Saturday, September 26, 2020

Introducing Exploratory Testing

 "All testing is exploratory". 

I saw the phrase pop up again in my good friend's bio, and stopped to think if we agree or disagree.

All testing I ever do is exploratory. All testing that qualifies as good testing for me is exploratory. But all testing that people ask from me definitely is not exploratory.

I worked at one product company on two separate batches of about 3 years each, and with 10 years in between. If there is a type of company that needs good, exploratory testing to survive, product companies are this. The whole concept originated 35 years ago from Silicon Valley product companies Cem Kaner was working in. Yet when I first joined, exploratory testing was something we did after test cases.

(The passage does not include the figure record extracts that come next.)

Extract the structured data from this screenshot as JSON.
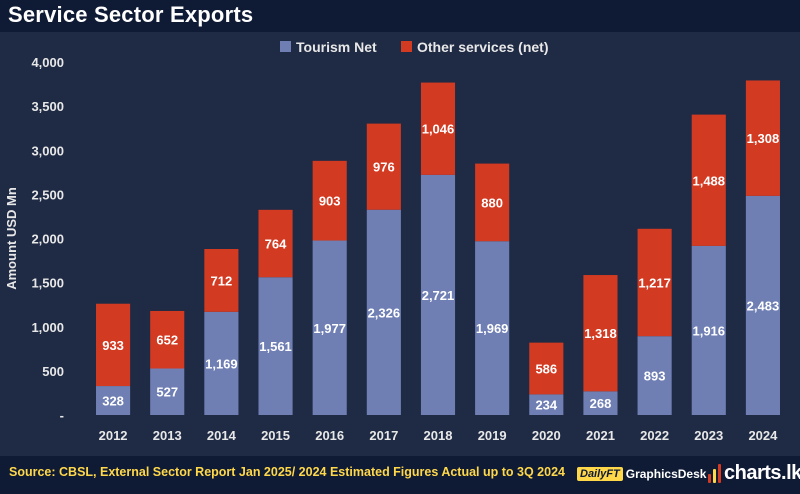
{
  "header": {
    "title": "Service Sector Exports"
  },
  "footer": {
    "source": "Source: CBSL, External Sector Report Jan 2025/ 2024 Estimated Figures Actual up to 3Q 2024",
    "brand_logo_text": "DailyFT",
    "brand_name": "GraphicsDesk",
    "site_name": "charts.lk"
  },
  "colors": {
    "tourism": "#6f7fb4",
    "other": "#d23a22",
    "background": "#1f2a44",
    "header": "#0f1a35",
    "text": "#e8e8e8",
    "accent": "#ffd84a"
  },
  "chart_data": {
    "type": "bar",
    "stacked": true,
    "title": "Service Sector Exports",
    "xlabel": "",
    "ylabel": "Amount USD Mn",
    "ylim": [
      0,
      4000
    ],
    "yticks": [
      0,
      500,
      1000,
      1500,
      2000,
      2500,
      3000,
      3500,
      4000
    ],
    "ytick_labels": [
      "-",
      "500",
      "1,000",
      "1,500",
      "2,000",
      "2,500",
      "3,000",
      "3,500",
      "4,000"
    ],
    "legend_position": "top-center",
    "categories": [
      "2012",
      "2013",
      "2014",
      "2015",
      "2016",
      "2017",
      "2018",
      "2019",
      "2020",
      "2021",
      "2022",
      "2023",
      "2024"
    ],
    "series": [
      {
        "name": "Tourism Net",
        "values": [
          328,
          527,
          1169,
          1561,
          1977,
          2326,
          2721,
          1969,
          234,
          268,
          893,
          1916,
          2483
        ]
      },
      {
        "name": "Other services (net)",
        "values": [
          933,
          652,
          712,
          764,
          903,
          976,
          1046,
          880,
          586,
          1318,
          1217,
          1488,
          1308
        ]
      }
    ]
  }
}
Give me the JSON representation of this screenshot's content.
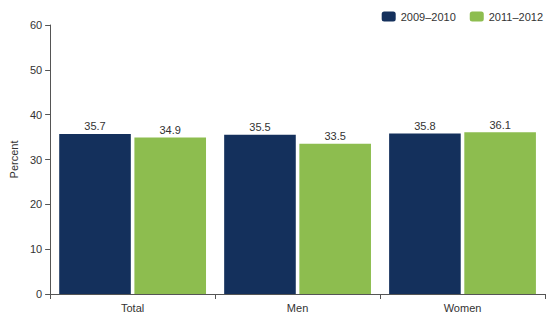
{
  "chart_data": {
    "type": "bar",
    "categories": [
      "Total",
      "Men",
      "Women"
    ],
    "series": [
      {
        "name": "2009–2010",
        "color": "#14305c",
        "values": [
          35.7,
          35.5,
          35.8
        ]
      },
      {
        "name": "2011–2012",
        "color": "#8dbd4f",
        "values": [
          34.9,
          33.5,
          36.1
        ]
      }
    ],
    "y_label": "Percent",
    "ylim": [
      0,
      60
    ],
    "yticks": [
      0,
      10,
      20,
      30,
      40,
      50,
      60
    ],
    "grid": false,
    "legend": "top-right",
    "data_labels": true
  }
}
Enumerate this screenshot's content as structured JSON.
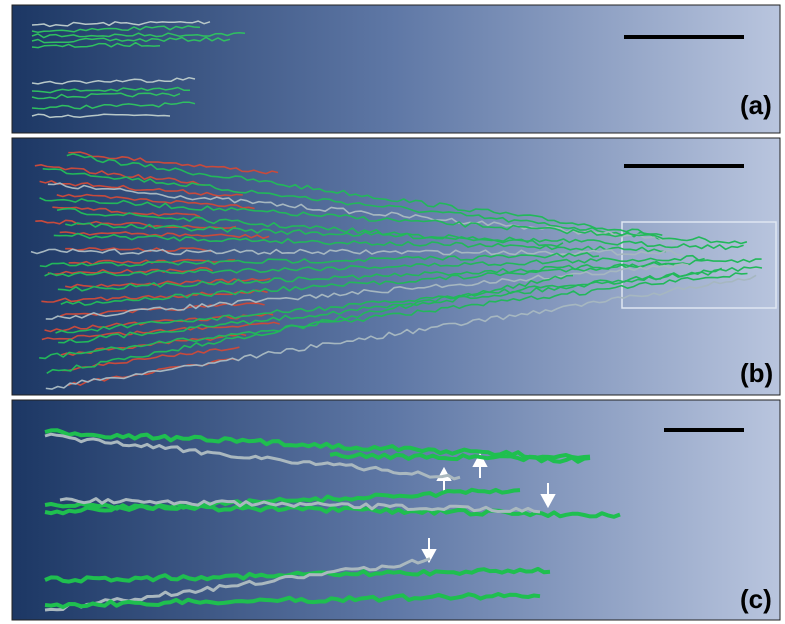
{
  "panels": [
    {
      "label": "(a)"
    },
    {
      "label": "(b)"
    },
    {
      "label": "(c)"
    }
  ]
}
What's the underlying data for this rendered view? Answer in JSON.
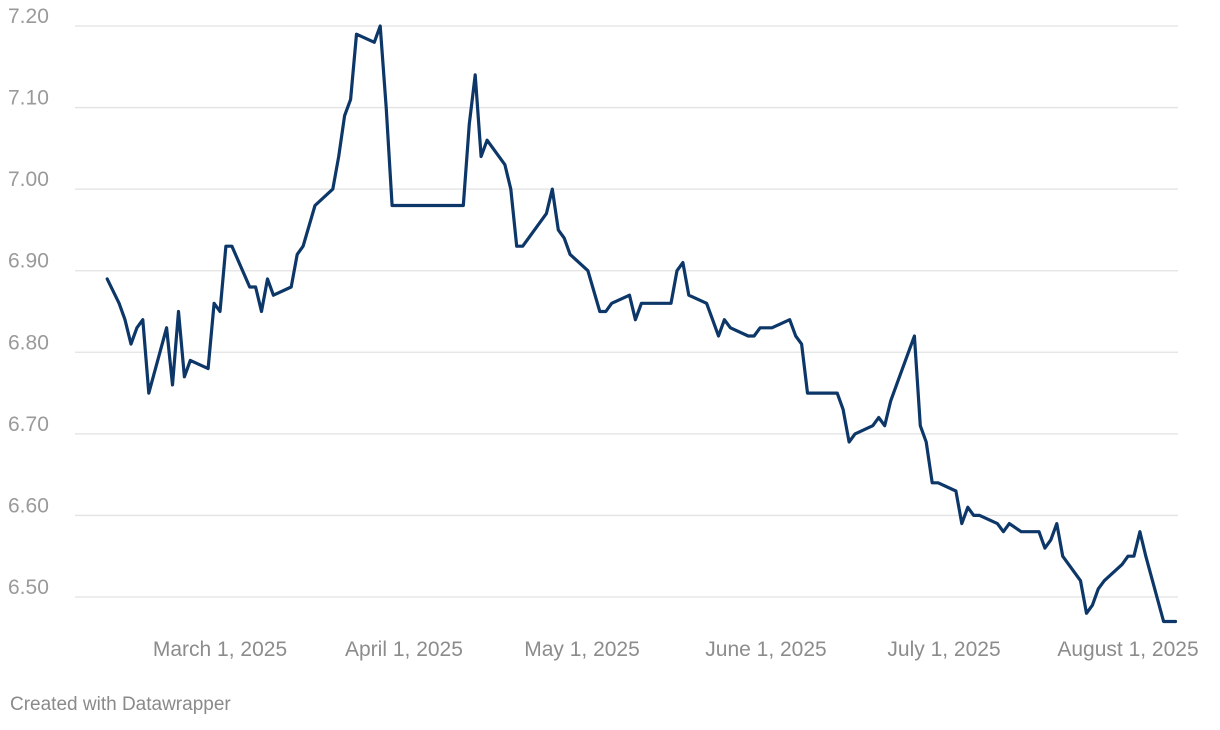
{
  "chart_data": {
    "type": "line",
    "title": "",
    "xlabel": "",
    "ylabel": "",
    "ylim": [
      6.46,
      7.21
    ],
    "y_ticks": [
      7.2,
      7.1,
      7.0,
      6.9,
      6.8,
      6.7,
      6.6,
      6.5
    ],
    "y_tick_labels": [
      "7.20",
      "7.10",
      "7.00",
      "6.90",
      "6.80",
      "6.70",
      "6.60",
      "6.50"
    ],
    "x_ticks": [
      "2025-03-01",
      "2025-04-01",
      "2025-05-01",
      "2025-06-01",
      "2025-07-01",
      "2025-08-01"
    ],
    "x_tick_labels": [
      "March 1, 2025",
      "April 1, 2025",
      "May 1, 2025",
      "June 1, 2025",
      "July 1, 2025",
      "August 1, 2025"
    ],
    "grid": true,
    "colors": {
      "line": "#0d3768",
      "grid": "#e2e2e2",
      "tick_text": "#9a9a9a"
    },
    "series": [
      {
        "points": [
          [
            "2025-02-10",
            6.89
          ],
          [
            "2025-02-12",
            6.86
          ],
          [
            "2025-02-13",
            6.84
          ],
          [
            "2025-02-14",
            6.81
          ],
          [
            "2025-02-15",
            6.83
          ],
          [
            "2025-02-16",
            6.84
          ],
          [
            "2025-02-17",
            6.75
          ],
          [
            "2025-02-20",
            6.83
          ],
          [
            "2025-02-21",
            6.76
          ],
          [
            "2025-02-22",
            6.85
          ],
          [
            "2025-02-23",
            6.77
          ],
          [
            "2025-02-24",
            6.79
          ],
          [
            "2025-02-27",
            6.78
          ],
          [
            "2025-02-28",
            6.86
          ],
          [
            "2025-03-01",
            6.85
          ],
          [
            "2025-03-02",
            6.93
          ],
          [
            "2025-03-03",
            6.93
          ],
          [
            "2025-03-06",
            6.88
          ],
          [
            "2025-03-07",
            6.88
          ],
          [
            "2025-03-08",
            6.85
          ],
          [
            "2025-03-09",
            6.89
          ],
          [
            "2025-03-10",
            6.87
          ],
          [
            "2025-03-13",
            6.88
          ],
          [
            "2025-03-14",
            6.92
          ],
          [
            "2025-03-15",
            6.93
          ],
          [
            "2025-03-17",
            6.98
          ],
          [
            "2025-03-20",
            7.0
          ],
          [
            "2025-03-21",
            7.04
          ],
          [
            "2025-03-22",
            7.09
          ],
          [
            "2025-03-23",
            7.11
          ],
          [
            "2025-03-24",
            7.19
          ],
          [
            "2025-03-27",
            7.18
          ],
          [
            "2025-03-28",
            7.2
          ],
          [
            "2025-03-29",
            7.1
          ],
          [
            "2025-03-30",
            6.98
          ],
          [
            "2025-04-11",
            6.98
          ],
          [
            "2025-04-12",
            7.08
          ],
          [
            "2025-04-13",
            7.14
          ],
          [
            "2025-04-14",
            7.04
          ],
          [
            "2025-04-15",
            7.06
          ],
          [
            "2025-04-18",
            7.03
          ],
          [
            "2025-04-19",
            7.0
          ],
          [
            "2025-04-20",
            6.93
          ],
          [
            "2025-04-21",
            6.93
          ],
          [
            "2025-04-25",
            6.97
          ],
          [
            "2025-04-26",
            7.0
          ],
          [
            "2025-04-27",
            6.95
          ],
          [
            "2025-04-28",
            6.94
          ],
          [
            "2025-04-29",
            6.92
          ],
          [
            "2025-05-02",
            6.9
          ],
          [
            "2025-05-04",
            6.85
          ],
          [
            "2025-05-05",
            6.85
          ],
          [
            "2025-05-06",
            6.86
          ],
          [
            "2025-05-09",
            6.87
          ],
          [
            "2025-05-10",
            6.84
          ],
          [
            "2025-05-11",
            6.86
          ],
          [
            "2025-05-16",
            6.86
          ],
          [
            "2025-05-17",
            6.9
          ],
          [
            "2025-05-18",
            6.91
          ],
          [
            "2025-05-19",
            6.87
          ],
          [
            "2025-05-22",
            6.86
          ],
          [
            "2025-05-23",
            6.84
          ],
          [
            "2025-05-24",
            6.82
          ],
          [
            "2025-05-25",
            6.84
          ],
          [
            "2025-05-26",
            6.83
          ],
          [
            "2025-05-29",
            6.82
          ],
          [
            "2025-05-30",
            6.82
          ],
          [
            "2025-05-31",
            6.83
          ],
          [
            "2025-06-02",
            6.83
          ],
          [
            "2025-06-05",
            6.84
          ],
          [
            "2025-06-06",
            6.82
          ],
          [
            "2025-06-07",
            6.81
          ],
          [
            "2025-06-08",
            6.75
          ],
          [
            "2025-06-13",
            6.75
          ],
          [
            "2025-06-14",
            6.73
          ],
          [
            "2025-06-15",
            6.69
          ],
          [
            "2025-06-16",
            6.7
          ],
          [
            "2025-06-19",
            6.71
          ],
          [
            "2025-06-20",
            6.72
          ],
          [
            "2025-06-21",
            6.71
          ],
          [
            "2025-06-22",
            6.74
          ],
          [
            "2025-06-23",
            6.76
          ],
          [
            "2025-06-26",
            6.82
          ],
          [
            "2025-06-27",
            6.71
          ],
          [
            "2025-06-28",
            6.69
          ],
          [
            "2025-06-29",
            6.64
          ],
          [
            "2025-06-30",
            6.64
          ],
          [
            "2025-07-03",
            6.63
          ],
          [
            "2025-07-04",
            6.59
          ],
          [
            "2025-07-05",
            6.61
          ],
          [
            "2025-07-06",
            6.6
          ],
          [
            "2025-07-07",
            6.6
          ],
          [
            "2025-07-10",
            6.59
          ],
          [
            "2025-07-11",
            6.58
          ],
          [
            "2025-07-12",
            6.59
          ],
          [
            "2025-07-14",
            6.58
          ],
          [
            "2025-07-17",
            6.58
          ],
          [
            "2025-07-18",
            6.56
          ],
          [
            "2025-07-19",
            6.57
          ],
          [
            "2025-07-20",
            6.59
          ],
          [
            "2025-07-21",
            6.55
          ],
          [
            "2025-07-24",
            6.52
          ],
          [
            "2025-07-25",
            6.48
          ],
          [
            "2025-07-26",
            6.49
          ],
          [
            "2025-07-27",
            6.51
          ],
          [
            "2025-07-28",
            6.52
          ],
          [
            "2025-07-31",
            6.54
          ],
          [
            "2025-08-01",
            6.55
          ],
          [
            "2025-08-02",
            6.55
          ],
          [
            "2025-08-03",
            6.58
          ],
          [
            "2025-08-04",
            6.55
          ],
          [
            "2025-08-07",
            6.47
          ],
          [
            "2025-08-08",
            6.47
          ],
          [
            "2025-08-09",
            6.47
          ]
        ]
      }
    ]
  },
  "footer": {
    "credit": "Created with Datawrapper"
  }
}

We wrote test cases, tracked running of those test cases, and had some of the better tooling in continuously moving test target version with our Word-Excel in-house tooling. What made the tooling better than any of the ones I have now in my use was the in-built idea of primarily needing to understand when you last verified a particular test idea, since every change effectively cancels out results of all the things you've done before. 

On top of test cases, we were asked to do exploratory testing. We were guided to test our tests so that we did not obey the steps, but introduced variance. We were guided to take a moment after each test to think what we would test because of what we had just learned, and do it. We were guided in taking half-a-day every week in just putting the test cases aside and testing freely. 

It was clear that all testing was not exploratory testing.

10 years later, there was no test cases. There was one person who would do "exploratory testing" meaning they would follow user flows to confirm things without documentation, without any ability to explain what they were doing other than rare bugs they might run into, missing out a lot of problems. And then there was test automation that codified lessons of how to keep testing continuously, discovered through detailed exploration finding problems. 

It was clear that testing they called now exploratory testing was not exploratory testing. It was test automation avoidance. And the testing they called test automation was the real exploratory testing. 

I get to go around companies and inside companies, and I can confirm that we are far from all testing being exploratory. We have still tyranny of test cases in many places. We will have test automation done without exploring while doing it, taking away some of its value. 

We have managers asking for a "planned" approach to testing, asking for "requirements coverage". They ask those as a proxy to good testing, and yet in asking those, often end up getting worse testing, testing that is not exploratory. 

Opposite to exploratory is confirmatory. It does not seek the holes between the things you realized to ask for, but only things you realized to ask for. And you want more than you know to ask for. 

So I keep going to companies, to introduce exploratory testing. 

I bring down test cases, I move documenting tests to automation. 

I convince people to not care so much for who does what, but work together to learn. Developers are great exploratory testers if only they let go of the recipe where they do what they were told, and own up to creating a worthwhile solution. 

I break ideas of exploratory testing as something you do on top of other things testing. I introduce foundations of confirming what we know being true and learning, and then building figuring out unknown on top of it. 

We read requirements, we track requirements, we use them as testing starters. But instead of confirming what is there, we seek to find what is not. 

All testing will not be exploratory testing while we write and execute tests cases. All testing may have an exploratory angle. But we can do better.